Making a profit in business comes from several areas. This can get a little tricky because, just like in our personal life, businesses are also run on credit. Many companies sell their products to their customers on credit.
Accountants use a balance sheet called credits to record the total amount owed to a business by its customers that has not paid the balance in full. Often a company has not collected its receivables in full at the end of the fiscal year, especially for the assignments of receivables that can be made towards the end of the fiscal year.

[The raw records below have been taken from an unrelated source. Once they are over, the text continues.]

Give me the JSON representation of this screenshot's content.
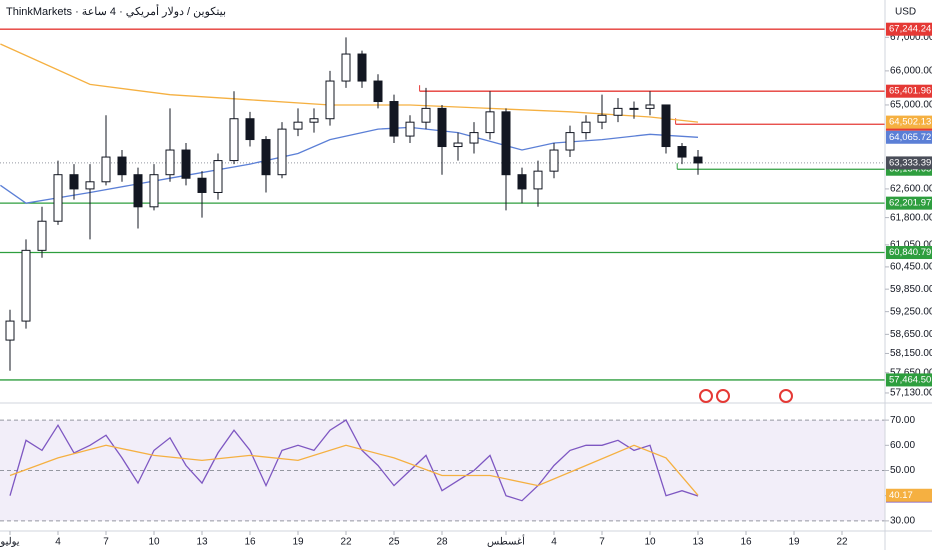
{
  "chart_data": {
    "type": "candlestick",
    "title": "ThinkMarkets · بيتكوين / دولار أمريكي · 4 ساعة",
    "currency": "USD",
    "log": true,
    "xlim": [
      -0.625,
      54.6875
    ],
    "ylim": [
      56950,
      68130
    ],
    "xticks": [
      {
        "value": 0,
        "label": "يوليو"
      },
      {
        "value": 3,
        "label": "4"
      },
      {
        "value": 6,
        "label": "7"
      },
      {
        "value": 9,
        "label": "10"
      },
      {
        "value": 12,
        "label": "13"
      },
      {
        "value": 15,
        "label": "16"
      },
      {
        "value": 18,
        "label": "19"
      },
      {
        "value": 21,
        "label": "22"
      },
      {
        "value": 24,
        "label": "25"
      },
      {
        "value": 27,
        "label": "28"
      },
      {
        "value": 31,
        "label": "أغسطس"
      },
      {
        "value": 34,
        "label": "4"
      },
      {
        "value": 37,
        "label": "7"
      },
      {
        "value": 40,
        "label": "10"
      },
      {
        "value": 43,
        "label": "13"
      },
      {
        "value": 46,
        "label": "16"
      },
      {
        "value": 49,
        "label": "19"
      },
      {
        "value": 52,
        "label": "22"
      }
    ],
    "yticks": [
      {
        "value": 67000,
        "label": "67,000.00"
      },
      {
        "value": 66000,
        "label": "66,000.00"
      },
      {
        "value": 65000,
        "label": "65,000.00"
      },
      {
        "value": 62600,
        "label": "62,600.00"
      },
      {
        "value": 61800,
        "label": "61,800.00"
      },
      {
        "value": 61050,
        "label": "61,050.00"
      },
      {
        "value": 60450,
        "label": "60,450.00"
      },
      {
        "value": 59850,
        "label": "59,850.00"
      },
      {
        "value": 59250,
        "label": "59,250.00"
      },
      {
        "value": 58650,
        "label": "58,650.00"
      },
      {
        "value": 58150,
        "label": "58,150.00"
      },
      {
        "value": 57650,
        "label": "57,650.00"
      },
      {
        "value": 57130,
        "label": "57,130.00"
      }
    ],
    "x": [
      0,
      1,
      2,
      3,
      4,
      5,
      6,
      7,
      8,
      9,
      10,
      11,
      12,
      13,
      14,
      15,
      16,
      17,
      18,
      19,
      20,
      21,
      22,
      23,
      24,
      25,
      26,
      27,
      28,
      29,
      30,
      31,
      32,
      33,
      34,
      35,
      36,
      37,
      38,
      39,
      40,
      41,
      42,
      43
    ],
    "open": [
      58500,
      59000,
      60900,
      61700,
      63000,
      62600,
      62800,
      63500,
      63000,
      62100,
      63000,
      63700,
      62900,
      62500,
      63400,
      64600,
      64000,
      63000,
      64300,
      64500,
      64600,
      65700,
      66500,
      65700,
      65100,
      64100,
      64500,
      64900,
      63800,
      63900,
      64200,
      64800,
      63000,
      62600,
      63100,
      63700,
      64200,
      64500,
      64700,
      64900,
      64900,
      65000,
      63800,
      63500
    ],
    "high": [
      59300,
      61200,
      62100,
      63400,
      63300,
      63300,
      64700,
      63700,
      63200,
      63300,
      64900,
      63900,
      63100,
      63600,
      65400,
      64800,
      64100,
      64500,
      64900,
      64900,
      66000,
      67000,
      66600,
      65900,
      65300,
      64700,
      65500,
      65000,
      64200,
      64500,
      65400,
      64900,
      63200,
      63400,
      63900,
      64400,
      64700,
      65300,
      65200,
      65100,
      65400,
      65000,
      63900,
      63700
    ],
    "low": [
      57700,
      58800,
      60700,
      61600,
      62300,
      61200,
      62700,
      62800,
      61500,
      62000,
      62800,
      62700,
      61800,
      62300,
      63300,
      63800,
      62500,
      62900,
      64100,
      64200,
      64400,
      65500,
      65500,
      64900,
      63900,
      63900,
      64300,
      63000,
      63400,
      63600,
      64000,
      62000,
      62200,
      62100,
      62900,
      63500,
      64000,
      64300,
      64500,
      64600,
      64700,
      63600,
      63300,
      63000
    ],
    "close": [
      59000,
      60900,
      61700,
      63000,
      62600,
      62800,
      63500,
      63000,
      62100,
      63000,
      63700,
      62900,
      62500,
      63400,
      64600,
      64000,
      63000,
      64300,
      64500,
      64600,
      65700,
      66500,
      65700,
      65100,
      64100,
      64500,
      64900,
      63800,
      63900,
      64200,
      64800,
      63000,
      62600,
      63100,
      63700,
      64200,
      64500,
      64700,
      64900,
      64900,
      65000,
      63800,
      63500,
      63333.39
    ],
    "last_price": {
      "value": 63333.39,
      "label": "63,333.39"
    },
    "series": [
      {
        "color": "#f5b041",
        "x": [
          -0.6,
          5,
          10,
          15,
          20,
          25,
          30,
          35,
          40,
          43
        ],
        "values": [
          66800,
          65600,
          65300,
          65150,
          65000,
          65000,
          64900,
          64800,
          64650,
          64502.13
        ],
        "tag": {
          "value": 64502.13,
          "label": "64,502.13"
        }
      },
      {
        "color": "#5b7fd6",
        "x": [
          -0.6,
          1,
          5,
          10,
          15,
          18,
          20,
          23,
          25,
          28,
          32,
          34,
          37,
          40,
          43
        ],
        "values": [
          62700,
          62200,
          62500,
          62900,
          63300,
          63600,
          64000,
          64300,
          64350,
          64200,
          63700,
          63900,
          64000,
          64150,
          64065.72
        ],
        "tag": {
          "value": 64065.72,
          "label": "64,065.72"
        }
      }
    ],
    "levels": [
      {
        "value": 67244.24,
        "label": "67,244.24",
        "color": "#e53935"
      },
      {
        "value": 65401.96,
        "label": "65,401.96",
        "color": "#e53935",
        "from": 25.6
      },
      {
        "value": 64439.83,
        "label": "64,439.83",
        "color": "#e53935",
        "from": 41.6
      },
      {
        "value": 63154.65,
        "label": "63,154.65",
        "color": "#2e9e3e",
        "from": 41.7
      },
      {
        "value": 62201.97,
        "label": "62,201.97",
        "color": "#2e9e3e"
      },
      {
        "value": 60840.79,
        "label": "60,840.79",
        "color": "#2e9e3e"
      },
      {
        "value": 57464.5,
        "label": "57,464.50",
        "color": "#2e9e3e"
      }
    ],
    "rsi": {
      "ylim": [
        23.6,
        76.8
      ],
      "yticks": [
        {
          "value": 70,
          "label": "70.00"
        },
        {
          "value": 60,
          "label": "60.00"
        },
        {
          "value": 50,
          "label": "50.00"
        },
        {
          "value": 40,
          "label": "40.00"
        },
        {
          "value": 30,
          "label": "30.00"
        }
      ],
      "band": [
        30,
        70
      ],
      "dashed": [
        70,
        50,
        30
      ],
      "series": [
        {
          "color": "#7e57c2",
          "x": [
            0,
            1,
            2,
            3,
            4,
            5,
            6,
            7,
            8,
            9,
            10,
            11,
            12,
            13,
            14,
            15,
            16,
            17,
            18,
            19,
            20,
            21,
            22,
            23,
            24,
            25,
            26,
            27,
            28,
            29,
            30,
            31,
            32,
            33,
            34,
            35,
            36,
            37,
            38,
            39,
            40,
            41,
            42,
            43
          ],
          "values": [
            40,
            62,
            58,
            68,
            57,
            60,
            64,
            55,
            45,
            58,
            63,
            52,
            45,
            57,
            66,
            58,
            44,
            58,
            60,
            58,
            66,
            70,
            58,
            52,
            44,
            50,
            56,
            42,
            46,
            50,
            56,
            40,
            38,
            44,
            52,
            58,
            60,
            60,
            62,
            58,
            60,
            40,
            42,
            39.86
          ],
          "tag": {
            "value": 39.86,
            "label": "39.86"
          }
        },
        {
          "color": "#f5b041",
          "x": [
            0,
            3,
            6,
            9,
            12,
            15,
            18,
            21,
            24,
            27,
            30,
            33,
            36,
            39,
            41,
            43
          ],
          "values": [
            48,
            55,
            60,
            56,
            54,
            56,
            54,
            60,
            55,
            48,
            48,
            44,
            52,
            60,
            55,
            40.17
          ],
          "tag": {
            "value": 40.17,
            "label": "40.17"
          }
        }
      ]
    }
  }
}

Accountants record the sales revenue and cost of goods sold for these sales in the year the sale is made and the product is shipped to the customer. This is called accrual accounting, which records revenues when sales are made and also records expenses when they are incurred. When a sale on credit is made, the fixed asset account of the receivables increases. When customers receive cash, the cash account increases and the customer account decreases.
Cost of sales is one of the main expenses of a company that sells goods, products or services. The services are also subject to charges. This means exactly as it says it is a commission that a company pays for the product it sells to its customers. A firm makes a profit by selling its product at a price high enough to cover the costs of production, the costs of running the firm, interest on the money it borrows, and income taxes, with the remaining money for the profit.
When a company buys a product, the cost goes to what is called an inventory account. Expenses are deducted from the cash account or added to the liability account of the accounts payable, depending on whether the company paid in cash or by credit.